You can create regular investment income through the purchase of an income-producing property. It might be a single-family detached home, apartment building, industrial warehouse, or even a storefront.
Whether you buy this property with a mortgage or cash, do your due diligence and conduct a financial evaluation. Rents need to be high enough to cover vacancies and expenses and still provide you with income.
To be successful, you’ll need to know what you’re getting into. That means buying the rental property at the right price, with the right financing, and understanding your rental market so you don’t lose money.
Along the way, keep account of all your costs and expenses and add them to your cost basis when you sell. This keeps your tax liability on capital gains as low as possible.

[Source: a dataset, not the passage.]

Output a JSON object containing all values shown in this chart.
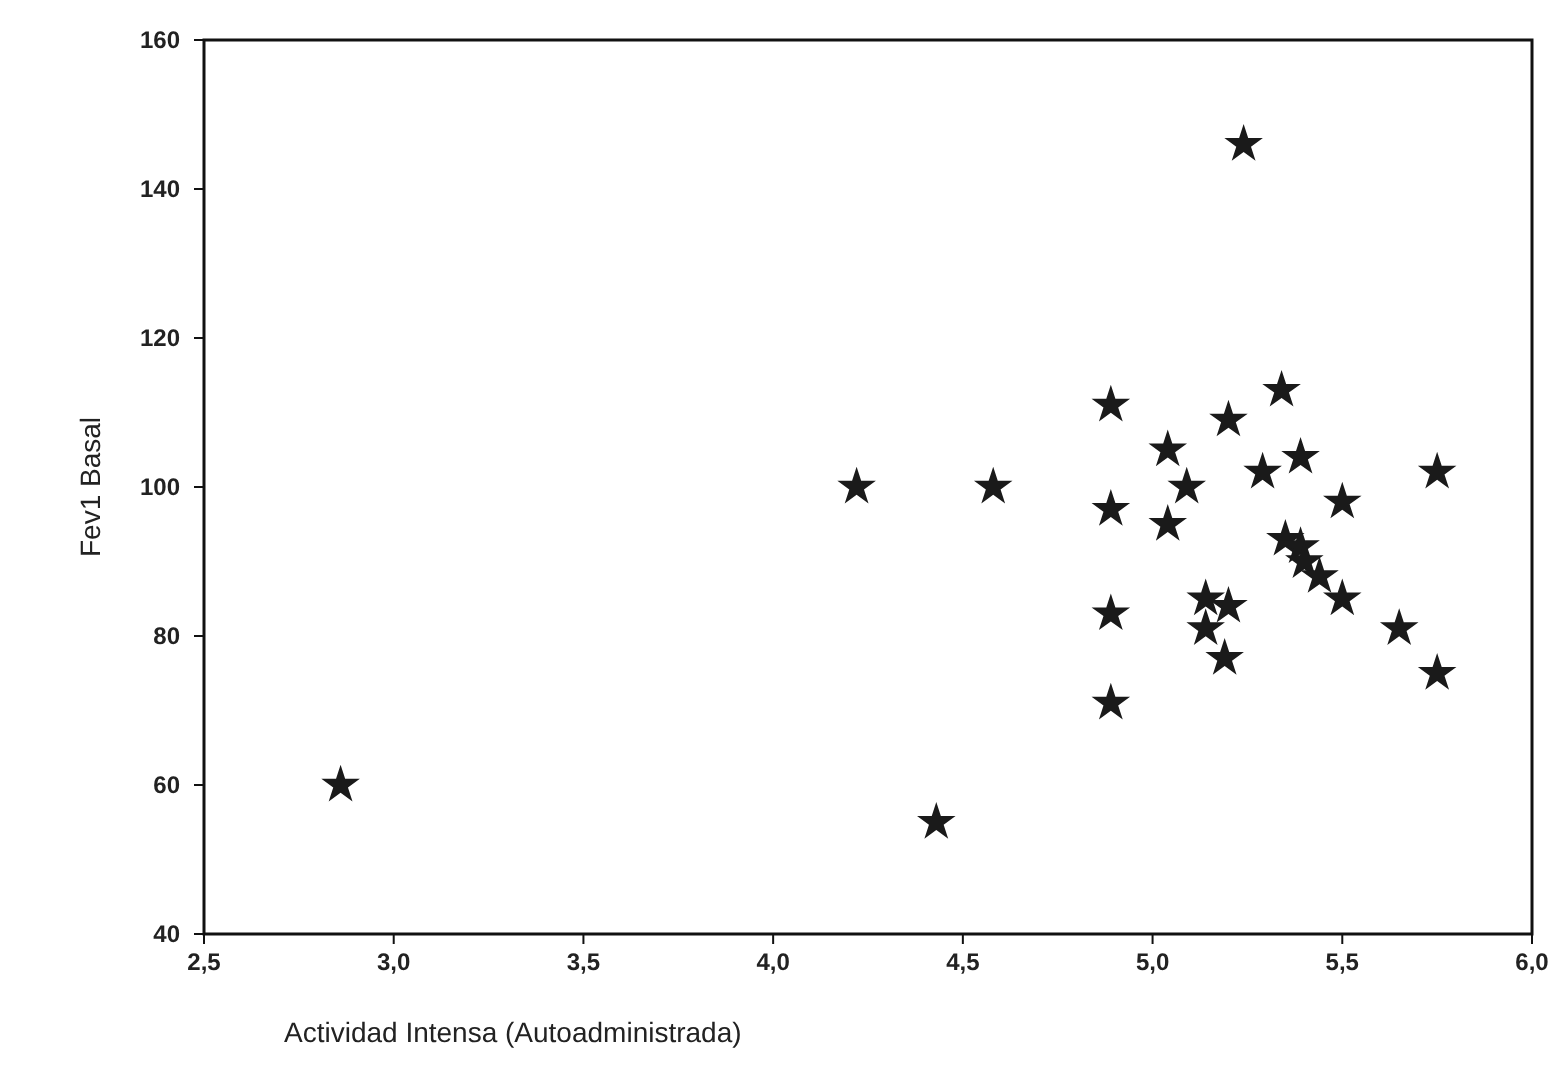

Buy into a crowdfunded real estate deal
Title III of the JOBS Act lets companies raise capital through online crowdfunding. That includes real estate developers. And, importantly, non-accredited investors can buy into some of those deals.
Crowdfunded real estate has a few stipulations, including limitations on how much you can invest in a 12-month span. If your income or net worth is below $107,000, the limit is:
- the greater of $2,200 or
- 5% of the lesser of the annual income or net worth.
If both your income and net worth are at least $107,000, the limit is 10% of your annual income or net worth, whichever is less, up to $107,000.
Before you sign on, do some research to understand how you’ll make money. Is it an annualized return, a single cash-out, or through dividends? Fees charged by crowdfunding platforms can reduce your income and profits, so make sure to examine the offering documents carefully and understand the fees you'll pay.
There are many real estate crowdfunding sites to choose from with varying barriers to entry and niches. Some offer direct investment into individual deals, while others offer public non-traded REITs -- also known as eREITs -- that allow you to invest in a portfolio of properties.
Real estate crowdfunding sites backed by venture capital are under pressure to quickly show viability, progress, and income. Given that they're still new, you need to be cautious and choosy with your investments.
Just because your crowdfunded deal is publicly available doesn’t mean it's been properly or thoroughly vetted by the platform. It’s still on the individual investor to conduct his or her own due diligence. Make sure you understand the deal’s opportunities and potential downsides.
If the project requires an extensive fix-and-flip, it could go south if repairs go over budget or the developer over-leverages it with debt.
Just like with any other investment, it’s a good idea to diversify your crowdfunded holdings and expect to keep them a while.